«El puerto»

RELATO_HISTÓRICO_SOBRE_LOS_HITITAS



Luego de atravesar el Sinaí en una caravana, decidieron dejarme en el puerto de Tiamat. El aire del mar le devolvió la vida a mis sentidos y mi espíritu se sintió libre. Por las calles de la ciudad se intercambiaban las culturas y no existían enemigos. Solo eran comerciantes sin nacionalidad. Fenicios, persas, griegos que bebían fraternalmente.

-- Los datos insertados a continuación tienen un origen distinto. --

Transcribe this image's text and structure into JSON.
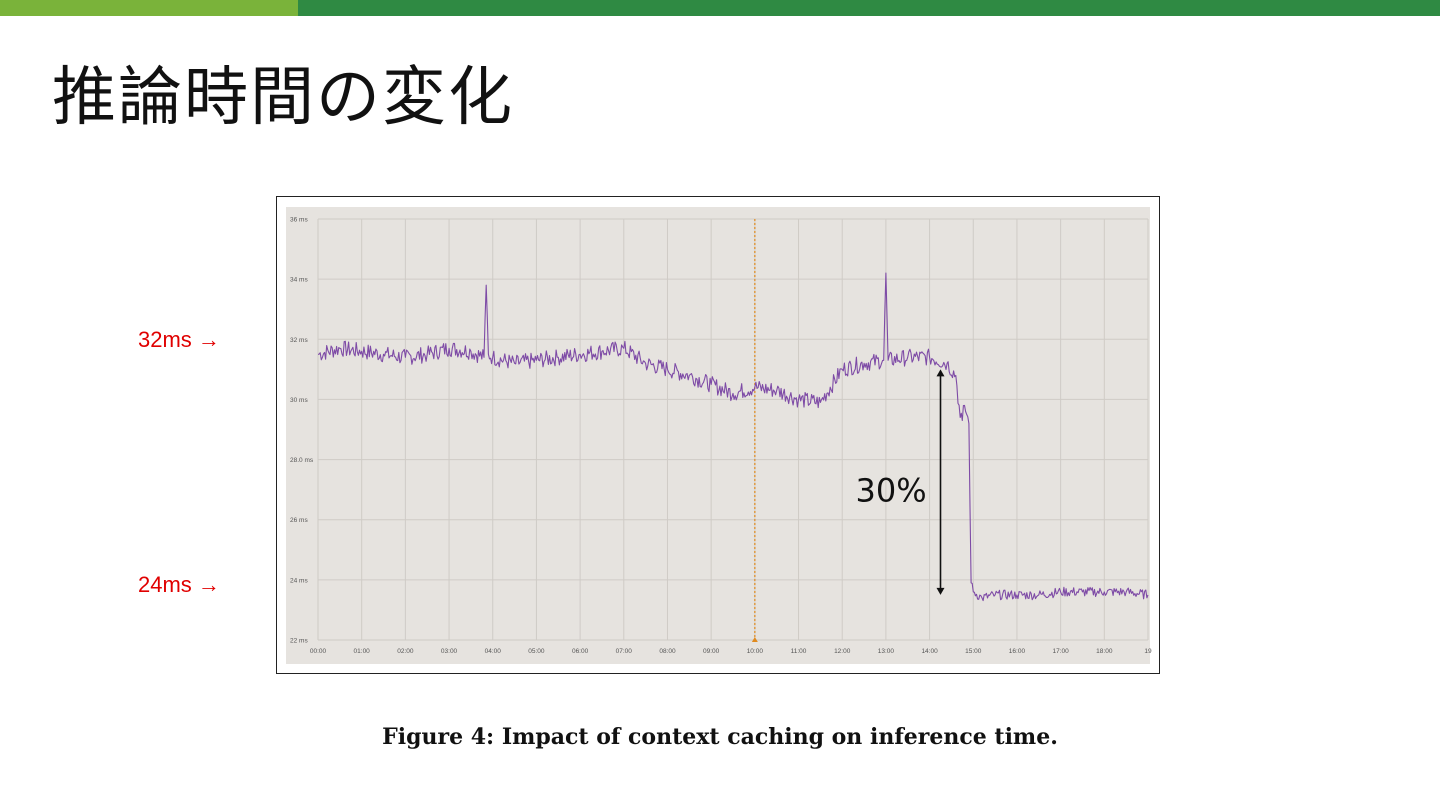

Le vendí unas baratijas de mi bolsa a un sirviente judío y me alcanzó como para sentarme a beber una copa de vino en la feria. Los productos que se comercializaban eran increíbles, nunca había visto un mercado así en Hatti. Se vendían especias que en mi tierra podían encontrarse en forma silvestre, lo que a mi modo de ver era una estafa, pero pagaban muchísimo por estas hierbas. También había telas de lujo que solo usaban los reyes, pero para poder preguntar su valor ya te cobraban.

También ofertaban animales salvajes, bestias colosales a las que nunca me había podido acercar antes. Y animales salvajes que ni siquiera sabía que existían. Tenían leones, jirafas, elefantes, hienas, y unos caballos blancos y negros que no parecían muy útiles para cabalgar, pero al parecer los llevaban por su «belleza».

Mientras bebía mi copa en la feria observaba maravillas. Y también era observado yo. Los esclavos me miraban más que sus señores, me di cuenta de que mi vestimenta quizás no era la apropiada. Llevar despojos de mi ropa hitita podía dar la impresión de que era un desertor o peor que eso, un espía.

Pregunté el valor de unas ropas que me parecieron adecuadas y cuando iba a pagar por ellas el vendedor me preguntó si no iba a regatear. Lo miré asombrado y le respondí con elevada voz que el precio me parecía un disparate, y le exigí que me haga un descuento de inmediato. El buen hombre no supo si reír o sacarme a patadas, pero me cobró menos.

Mi ropa de egipcio me sentaba bien. Incluso reconozco que cambió la forma en que la gente me miraba al pasar. Pero mis facciones no se parecían a la de un egipcio. Sospecho que esto me favorecía, así podían verme como un comerciante más y no correría ningún riesgo.

Decidí poner a prueba mi teoría y caminé por la playa. Los esclavos cuidaban los botes. Los sirvientes cuidaban a los esclavos. Y ambos esperaban por sus amos para volver a sus barcos que se veían a lo lejos. A velas y a remo, grandes y pequeñas barcazas. Me reposé sobre la arena y observaba sus figuras. Algunas eran imponentes, me preguntaba hacia donde se dirigían  o de donde vendrían, y mi imaginación comenzó a mostrarme lugares a los que nunca había ido antes.

En mi imaginación encontré un reino en el que las mujeres van a la guerra y luego beben como hombres. Tenían sus cuerpos fornidos y su cabellera de colores claros. Volvían a sus hogares y cazaban bestias salvajes para asar en sus hogares. Sus hombres y niños las esperaban. Entonces pensé que quizás necesitaba una mujer que caliente mi lecho esa noche y partir en cualquier embarcación que me lleve hacia un lugar en el que pueda disfrutar de mi bolsa.

Me encaminé hacia el mercado a vender mis productos para poder comprar la compañía de una bella mujer, y aprovisionarme a emprender un viaje con rumbo a mi nueva vida.

En el idioma de los egipcios consulté a varios comerciantes donde podría vender las cosas que llevaba en mi bolsa y al mostrar los adornos finos y de oro que llevaba todos cambiaban su mirada y me observaban como si fuera un ladrón. Nadie se atrevía a comprarme. Pero un esclavo me dijo que su amo quizás se interese en algunas cosas de las que llevaba.

Me llevó con él y cuando estaba por venderle todo el oro que llevaba la guardia del faraón vino por mi y me retuvieron mi bolsa y me llevaron a un calabozo apestoso en donde se encontraban algunos judíos sin manos, y varios otros hombres azotados.